French gambling regulator blocks crypto betting platform
The ANJ says Polymarket.com was illegally offering online gambling in France.
France.- The French regulator l’Autorité Nationale des Jeux (ANJ) continues its efforts to tackle unlicensed online gambling in the country. It says it has managed to geo-block Polymarket.com, a cryptocurrency-based prediction betting platform.
The regulator said that it monitored Polymarket.com over the last month and found that some types of gambling offered by the platform was probably illegal under French law. The offering, which is operated by Panama-licensed Adventure One QSS, included online slots, which remain unregulated in France.
The ANJ said it contacted Adventure One QSS in late November and that the operator agreed to use geoblocking to prevent access from France. This was reportedly applied from November 21. The ANJ said that any French players affected who can no longer access their accounts should contact the operator.

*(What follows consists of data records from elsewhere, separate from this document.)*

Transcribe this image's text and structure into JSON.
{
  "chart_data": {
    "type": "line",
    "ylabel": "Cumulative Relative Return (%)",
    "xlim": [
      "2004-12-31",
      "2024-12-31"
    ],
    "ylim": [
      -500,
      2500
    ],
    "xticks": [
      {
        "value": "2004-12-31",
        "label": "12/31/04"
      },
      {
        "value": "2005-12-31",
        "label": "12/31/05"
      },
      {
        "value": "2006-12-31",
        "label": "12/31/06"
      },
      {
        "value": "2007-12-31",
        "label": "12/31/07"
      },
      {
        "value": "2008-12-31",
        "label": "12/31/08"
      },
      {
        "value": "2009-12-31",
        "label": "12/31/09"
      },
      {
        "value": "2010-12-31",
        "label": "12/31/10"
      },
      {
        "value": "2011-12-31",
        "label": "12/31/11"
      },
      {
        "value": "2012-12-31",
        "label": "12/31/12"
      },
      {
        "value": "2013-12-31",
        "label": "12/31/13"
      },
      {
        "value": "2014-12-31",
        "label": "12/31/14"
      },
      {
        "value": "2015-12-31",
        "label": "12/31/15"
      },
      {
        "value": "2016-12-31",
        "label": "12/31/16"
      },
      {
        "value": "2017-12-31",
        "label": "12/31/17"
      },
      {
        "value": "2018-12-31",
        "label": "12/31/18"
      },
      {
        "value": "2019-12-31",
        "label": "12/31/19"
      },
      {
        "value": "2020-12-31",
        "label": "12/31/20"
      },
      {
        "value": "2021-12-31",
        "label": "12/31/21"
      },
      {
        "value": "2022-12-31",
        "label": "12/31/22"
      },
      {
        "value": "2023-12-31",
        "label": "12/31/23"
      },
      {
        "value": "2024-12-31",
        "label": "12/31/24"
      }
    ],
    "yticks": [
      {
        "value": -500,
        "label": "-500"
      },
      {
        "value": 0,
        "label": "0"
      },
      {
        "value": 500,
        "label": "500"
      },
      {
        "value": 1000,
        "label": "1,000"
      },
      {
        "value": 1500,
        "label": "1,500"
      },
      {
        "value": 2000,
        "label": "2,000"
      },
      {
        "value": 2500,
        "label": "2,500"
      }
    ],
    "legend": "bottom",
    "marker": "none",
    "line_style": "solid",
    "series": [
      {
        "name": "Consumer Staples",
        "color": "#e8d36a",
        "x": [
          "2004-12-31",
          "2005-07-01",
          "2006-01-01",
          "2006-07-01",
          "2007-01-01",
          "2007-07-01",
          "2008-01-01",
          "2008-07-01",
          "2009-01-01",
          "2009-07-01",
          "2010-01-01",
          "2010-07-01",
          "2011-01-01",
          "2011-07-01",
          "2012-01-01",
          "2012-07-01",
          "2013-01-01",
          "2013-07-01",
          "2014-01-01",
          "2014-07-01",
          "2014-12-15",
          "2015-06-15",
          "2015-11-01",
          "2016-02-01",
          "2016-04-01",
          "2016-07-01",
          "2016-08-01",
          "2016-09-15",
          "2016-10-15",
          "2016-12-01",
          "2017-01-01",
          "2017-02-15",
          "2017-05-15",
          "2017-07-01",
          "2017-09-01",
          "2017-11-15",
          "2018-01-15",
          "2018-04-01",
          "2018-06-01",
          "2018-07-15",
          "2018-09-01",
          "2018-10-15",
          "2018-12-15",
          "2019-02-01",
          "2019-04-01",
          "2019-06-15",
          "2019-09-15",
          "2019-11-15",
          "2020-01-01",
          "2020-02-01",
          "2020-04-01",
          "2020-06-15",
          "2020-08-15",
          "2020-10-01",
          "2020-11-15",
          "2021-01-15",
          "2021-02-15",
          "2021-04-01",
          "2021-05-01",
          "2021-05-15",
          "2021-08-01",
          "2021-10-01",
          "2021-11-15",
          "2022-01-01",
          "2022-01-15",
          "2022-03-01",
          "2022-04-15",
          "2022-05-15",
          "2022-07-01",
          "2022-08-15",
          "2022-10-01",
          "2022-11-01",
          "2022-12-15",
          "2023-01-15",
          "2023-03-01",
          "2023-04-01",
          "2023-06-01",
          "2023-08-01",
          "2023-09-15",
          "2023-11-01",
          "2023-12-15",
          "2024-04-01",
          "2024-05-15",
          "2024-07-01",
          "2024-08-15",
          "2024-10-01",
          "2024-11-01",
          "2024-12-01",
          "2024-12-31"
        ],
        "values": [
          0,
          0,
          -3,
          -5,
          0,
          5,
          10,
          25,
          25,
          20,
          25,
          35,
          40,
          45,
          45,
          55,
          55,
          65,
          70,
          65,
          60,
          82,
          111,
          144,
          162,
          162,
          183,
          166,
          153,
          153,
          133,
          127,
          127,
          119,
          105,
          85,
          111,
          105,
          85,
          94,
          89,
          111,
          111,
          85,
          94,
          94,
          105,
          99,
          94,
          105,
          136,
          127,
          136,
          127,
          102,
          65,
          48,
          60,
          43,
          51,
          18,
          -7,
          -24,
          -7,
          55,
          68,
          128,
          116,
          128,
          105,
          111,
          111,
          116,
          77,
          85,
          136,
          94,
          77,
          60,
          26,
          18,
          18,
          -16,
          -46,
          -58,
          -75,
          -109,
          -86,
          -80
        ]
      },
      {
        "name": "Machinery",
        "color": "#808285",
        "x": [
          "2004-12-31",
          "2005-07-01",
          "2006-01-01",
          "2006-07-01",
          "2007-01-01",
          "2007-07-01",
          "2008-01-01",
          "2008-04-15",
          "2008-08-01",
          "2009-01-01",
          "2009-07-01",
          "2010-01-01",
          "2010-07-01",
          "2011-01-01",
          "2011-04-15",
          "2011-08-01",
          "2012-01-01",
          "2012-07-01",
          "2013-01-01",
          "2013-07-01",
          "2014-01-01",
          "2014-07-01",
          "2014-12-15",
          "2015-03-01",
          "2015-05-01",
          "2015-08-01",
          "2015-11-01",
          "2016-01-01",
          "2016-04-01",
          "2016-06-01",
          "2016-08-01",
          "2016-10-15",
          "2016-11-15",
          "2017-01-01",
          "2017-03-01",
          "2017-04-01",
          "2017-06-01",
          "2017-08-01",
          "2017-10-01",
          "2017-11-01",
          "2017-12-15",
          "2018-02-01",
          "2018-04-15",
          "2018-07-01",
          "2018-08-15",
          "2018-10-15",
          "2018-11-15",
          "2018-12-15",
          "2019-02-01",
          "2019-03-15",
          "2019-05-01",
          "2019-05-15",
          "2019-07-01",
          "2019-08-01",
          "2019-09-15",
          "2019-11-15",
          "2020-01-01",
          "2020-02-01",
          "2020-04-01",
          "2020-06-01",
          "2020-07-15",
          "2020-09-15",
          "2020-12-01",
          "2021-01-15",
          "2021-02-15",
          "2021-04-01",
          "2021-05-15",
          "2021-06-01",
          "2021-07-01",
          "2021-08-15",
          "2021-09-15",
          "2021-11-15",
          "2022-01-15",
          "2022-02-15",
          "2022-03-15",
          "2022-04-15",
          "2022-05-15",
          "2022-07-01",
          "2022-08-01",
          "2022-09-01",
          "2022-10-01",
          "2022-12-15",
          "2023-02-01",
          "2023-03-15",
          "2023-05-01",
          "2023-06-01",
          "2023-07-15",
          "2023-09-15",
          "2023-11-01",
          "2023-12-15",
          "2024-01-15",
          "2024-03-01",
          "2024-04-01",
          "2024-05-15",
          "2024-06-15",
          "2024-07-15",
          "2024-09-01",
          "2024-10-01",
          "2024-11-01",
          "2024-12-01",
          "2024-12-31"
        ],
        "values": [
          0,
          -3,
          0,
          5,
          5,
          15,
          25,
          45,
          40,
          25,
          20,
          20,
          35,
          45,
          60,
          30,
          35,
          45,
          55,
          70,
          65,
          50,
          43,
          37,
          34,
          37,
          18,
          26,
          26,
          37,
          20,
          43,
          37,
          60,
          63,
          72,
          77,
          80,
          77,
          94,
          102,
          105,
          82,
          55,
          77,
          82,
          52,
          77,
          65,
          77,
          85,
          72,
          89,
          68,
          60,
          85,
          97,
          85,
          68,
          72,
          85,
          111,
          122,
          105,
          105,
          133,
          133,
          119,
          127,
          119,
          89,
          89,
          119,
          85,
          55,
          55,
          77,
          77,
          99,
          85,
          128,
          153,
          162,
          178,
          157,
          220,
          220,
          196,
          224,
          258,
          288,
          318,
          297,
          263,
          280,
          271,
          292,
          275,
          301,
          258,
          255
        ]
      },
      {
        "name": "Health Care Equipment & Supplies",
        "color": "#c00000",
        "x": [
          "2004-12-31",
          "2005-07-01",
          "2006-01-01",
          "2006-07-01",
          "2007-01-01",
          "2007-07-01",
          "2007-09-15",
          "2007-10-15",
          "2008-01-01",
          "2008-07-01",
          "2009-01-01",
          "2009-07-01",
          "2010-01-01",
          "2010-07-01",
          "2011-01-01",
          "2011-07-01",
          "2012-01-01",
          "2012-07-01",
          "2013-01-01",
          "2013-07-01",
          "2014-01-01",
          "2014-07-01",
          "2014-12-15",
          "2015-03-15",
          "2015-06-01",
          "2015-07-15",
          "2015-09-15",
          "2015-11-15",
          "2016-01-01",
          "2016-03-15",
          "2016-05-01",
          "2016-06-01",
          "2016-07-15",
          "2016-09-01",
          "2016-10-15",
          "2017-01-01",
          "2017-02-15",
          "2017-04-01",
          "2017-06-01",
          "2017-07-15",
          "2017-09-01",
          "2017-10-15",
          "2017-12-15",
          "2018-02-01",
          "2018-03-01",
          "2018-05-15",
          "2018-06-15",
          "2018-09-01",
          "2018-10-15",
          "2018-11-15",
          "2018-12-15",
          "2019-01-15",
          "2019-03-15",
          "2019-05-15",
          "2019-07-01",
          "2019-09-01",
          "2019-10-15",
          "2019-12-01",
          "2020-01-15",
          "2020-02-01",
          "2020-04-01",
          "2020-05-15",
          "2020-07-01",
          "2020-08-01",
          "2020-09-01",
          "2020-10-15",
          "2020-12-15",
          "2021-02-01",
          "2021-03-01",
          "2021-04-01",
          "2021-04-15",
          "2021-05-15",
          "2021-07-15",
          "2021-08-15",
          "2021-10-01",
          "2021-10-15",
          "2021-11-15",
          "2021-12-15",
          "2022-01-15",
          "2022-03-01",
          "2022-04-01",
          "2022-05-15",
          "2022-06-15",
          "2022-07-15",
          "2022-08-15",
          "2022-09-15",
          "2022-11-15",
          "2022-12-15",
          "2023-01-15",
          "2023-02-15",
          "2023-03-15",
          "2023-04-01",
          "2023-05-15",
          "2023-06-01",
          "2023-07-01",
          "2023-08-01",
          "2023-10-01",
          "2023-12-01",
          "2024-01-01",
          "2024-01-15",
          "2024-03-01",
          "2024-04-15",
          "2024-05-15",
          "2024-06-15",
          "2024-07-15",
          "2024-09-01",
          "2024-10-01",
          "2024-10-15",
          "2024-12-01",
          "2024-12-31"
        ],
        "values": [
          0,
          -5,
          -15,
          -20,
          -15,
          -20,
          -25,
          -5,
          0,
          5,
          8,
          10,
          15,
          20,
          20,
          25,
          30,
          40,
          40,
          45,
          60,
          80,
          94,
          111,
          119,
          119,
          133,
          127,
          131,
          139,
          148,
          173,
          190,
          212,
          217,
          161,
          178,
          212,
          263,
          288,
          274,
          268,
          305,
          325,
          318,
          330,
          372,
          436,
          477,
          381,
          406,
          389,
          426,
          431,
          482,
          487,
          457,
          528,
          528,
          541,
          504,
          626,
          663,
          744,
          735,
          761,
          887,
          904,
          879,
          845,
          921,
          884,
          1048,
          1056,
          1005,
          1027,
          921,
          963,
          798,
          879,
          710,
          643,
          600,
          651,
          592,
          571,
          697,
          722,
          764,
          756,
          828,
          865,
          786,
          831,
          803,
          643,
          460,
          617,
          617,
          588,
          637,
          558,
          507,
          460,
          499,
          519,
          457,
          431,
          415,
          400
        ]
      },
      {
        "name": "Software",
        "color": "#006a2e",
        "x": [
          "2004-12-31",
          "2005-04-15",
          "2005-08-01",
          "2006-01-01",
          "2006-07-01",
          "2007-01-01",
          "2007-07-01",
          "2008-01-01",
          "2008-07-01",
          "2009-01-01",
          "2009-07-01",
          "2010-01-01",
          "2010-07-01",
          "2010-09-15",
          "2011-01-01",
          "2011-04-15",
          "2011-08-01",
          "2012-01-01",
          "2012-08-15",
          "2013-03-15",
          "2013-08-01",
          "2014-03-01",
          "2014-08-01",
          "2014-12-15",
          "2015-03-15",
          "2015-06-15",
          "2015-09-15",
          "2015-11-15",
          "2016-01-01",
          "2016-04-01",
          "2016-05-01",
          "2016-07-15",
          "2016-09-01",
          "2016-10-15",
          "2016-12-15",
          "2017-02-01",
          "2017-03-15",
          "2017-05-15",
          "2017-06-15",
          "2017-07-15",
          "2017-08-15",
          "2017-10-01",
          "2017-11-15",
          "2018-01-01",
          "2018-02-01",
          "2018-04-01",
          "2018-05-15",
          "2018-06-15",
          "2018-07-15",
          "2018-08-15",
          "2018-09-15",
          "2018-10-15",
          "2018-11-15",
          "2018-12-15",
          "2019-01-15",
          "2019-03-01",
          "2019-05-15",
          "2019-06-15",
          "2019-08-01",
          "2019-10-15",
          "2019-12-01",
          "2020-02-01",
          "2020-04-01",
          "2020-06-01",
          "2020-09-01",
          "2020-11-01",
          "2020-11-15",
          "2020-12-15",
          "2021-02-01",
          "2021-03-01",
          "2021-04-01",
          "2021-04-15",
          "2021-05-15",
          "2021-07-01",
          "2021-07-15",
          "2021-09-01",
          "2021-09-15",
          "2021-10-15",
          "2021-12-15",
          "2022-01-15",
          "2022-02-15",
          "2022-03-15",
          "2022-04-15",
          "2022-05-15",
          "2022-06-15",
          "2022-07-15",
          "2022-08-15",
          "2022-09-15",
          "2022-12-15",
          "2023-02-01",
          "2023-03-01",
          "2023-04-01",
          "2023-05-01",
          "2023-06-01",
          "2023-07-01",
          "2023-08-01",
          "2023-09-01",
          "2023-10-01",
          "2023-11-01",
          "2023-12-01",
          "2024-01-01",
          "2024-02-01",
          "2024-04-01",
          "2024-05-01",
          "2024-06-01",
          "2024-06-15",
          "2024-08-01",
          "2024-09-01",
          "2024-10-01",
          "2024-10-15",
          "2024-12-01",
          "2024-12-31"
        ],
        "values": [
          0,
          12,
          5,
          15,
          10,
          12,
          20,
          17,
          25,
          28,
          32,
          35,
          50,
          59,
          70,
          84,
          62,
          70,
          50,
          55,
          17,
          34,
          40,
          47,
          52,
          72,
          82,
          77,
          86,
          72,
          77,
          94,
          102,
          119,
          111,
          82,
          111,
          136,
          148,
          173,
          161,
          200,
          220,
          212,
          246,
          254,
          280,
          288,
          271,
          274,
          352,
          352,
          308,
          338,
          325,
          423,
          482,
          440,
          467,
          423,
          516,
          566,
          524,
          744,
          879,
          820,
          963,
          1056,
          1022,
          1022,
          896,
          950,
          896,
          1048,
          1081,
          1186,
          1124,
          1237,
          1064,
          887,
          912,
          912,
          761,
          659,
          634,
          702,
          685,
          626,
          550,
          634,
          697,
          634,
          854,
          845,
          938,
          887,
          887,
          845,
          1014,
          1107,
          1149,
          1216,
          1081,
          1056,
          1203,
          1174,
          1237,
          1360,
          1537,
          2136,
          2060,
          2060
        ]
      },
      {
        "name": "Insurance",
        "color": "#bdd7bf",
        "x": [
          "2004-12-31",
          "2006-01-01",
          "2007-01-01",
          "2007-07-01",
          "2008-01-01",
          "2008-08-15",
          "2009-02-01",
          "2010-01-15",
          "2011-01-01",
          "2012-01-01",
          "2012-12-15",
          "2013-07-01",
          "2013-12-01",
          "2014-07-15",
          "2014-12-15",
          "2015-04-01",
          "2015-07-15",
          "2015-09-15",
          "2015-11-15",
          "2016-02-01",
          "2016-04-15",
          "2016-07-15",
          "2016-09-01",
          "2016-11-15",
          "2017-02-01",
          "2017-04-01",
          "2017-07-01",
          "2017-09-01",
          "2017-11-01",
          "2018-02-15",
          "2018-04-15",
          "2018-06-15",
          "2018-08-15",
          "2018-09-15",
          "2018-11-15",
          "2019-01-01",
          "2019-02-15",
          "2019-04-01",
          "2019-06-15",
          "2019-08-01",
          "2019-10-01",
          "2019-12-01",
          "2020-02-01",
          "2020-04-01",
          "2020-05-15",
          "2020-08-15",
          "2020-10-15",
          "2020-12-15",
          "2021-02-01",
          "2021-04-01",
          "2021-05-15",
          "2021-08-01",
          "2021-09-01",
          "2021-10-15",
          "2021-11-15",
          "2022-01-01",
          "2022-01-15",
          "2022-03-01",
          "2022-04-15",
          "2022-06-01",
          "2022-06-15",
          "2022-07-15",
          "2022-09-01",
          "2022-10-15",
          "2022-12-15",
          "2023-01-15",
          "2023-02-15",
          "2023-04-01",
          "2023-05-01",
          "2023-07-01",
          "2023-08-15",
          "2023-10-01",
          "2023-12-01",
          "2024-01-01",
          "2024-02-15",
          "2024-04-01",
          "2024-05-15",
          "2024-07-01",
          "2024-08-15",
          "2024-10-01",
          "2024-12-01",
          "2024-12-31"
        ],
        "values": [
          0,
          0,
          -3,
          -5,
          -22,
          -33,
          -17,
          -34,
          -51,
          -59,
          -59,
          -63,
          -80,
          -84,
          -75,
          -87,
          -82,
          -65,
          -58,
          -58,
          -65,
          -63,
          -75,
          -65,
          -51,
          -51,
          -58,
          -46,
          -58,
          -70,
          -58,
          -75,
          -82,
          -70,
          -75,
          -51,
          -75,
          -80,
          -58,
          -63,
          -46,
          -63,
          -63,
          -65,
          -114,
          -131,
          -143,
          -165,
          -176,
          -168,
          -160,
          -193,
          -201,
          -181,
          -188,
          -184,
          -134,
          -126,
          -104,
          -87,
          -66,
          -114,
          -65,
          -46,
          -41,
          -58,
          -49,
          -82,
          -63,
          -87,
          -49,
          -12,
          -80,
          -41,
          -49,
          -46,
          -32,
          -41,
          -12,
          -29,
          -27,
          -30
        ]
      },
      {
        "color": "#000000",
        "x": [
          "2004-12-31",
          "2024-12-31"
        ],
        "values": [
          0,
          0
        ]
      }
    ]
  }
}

In 2022, Polymarket was fined $1.4m by the US Commodity Futures Trading Commission for failing to register. Its trading was suspended for a time.
Online casino gaming remains unregulated in France, but the government is keen to change that. It hoped to regulate the vertical as soon as early 2025 in order to plug a hole in government revenues, but concerns from land-based casinos have led the plans to be suspended. The government has instead launched a six-month consultation process via three working groups to take more feedback from stakeholders before deciding how to advance.
The first working group will be led by the Ministry of Health and will meet tomorrow (December 3) to address the issue of gambling addiction and problem gambling measures. Subsequent groups will focus on consumer protections and the contentious issue of the possible economic impact on land-based casinos. Land-based casinos want to be given a period of exclusivity if the vertical is legalised.
For now, the ANJ has a blacklist of close to 950 URLs that have been blocked for offering gambling without a licence, including many offering online casino. Offering illegal forms of gambling can also be punished with jail in France – up to seven years in the case of organised offerings, plays a fine of up to €200,000.
The ANJ has undertaken awareness-raising campaigns in a bid to inform the public that the vertical remain illegal. “The ANJ would like to warn people who play on illegal sites because they are exposing themselves to particularly serious risks,” it said in the latest update. “These include the non-payment of winnings, payment method fraud, identity theft and installation of malicious computer programmes.”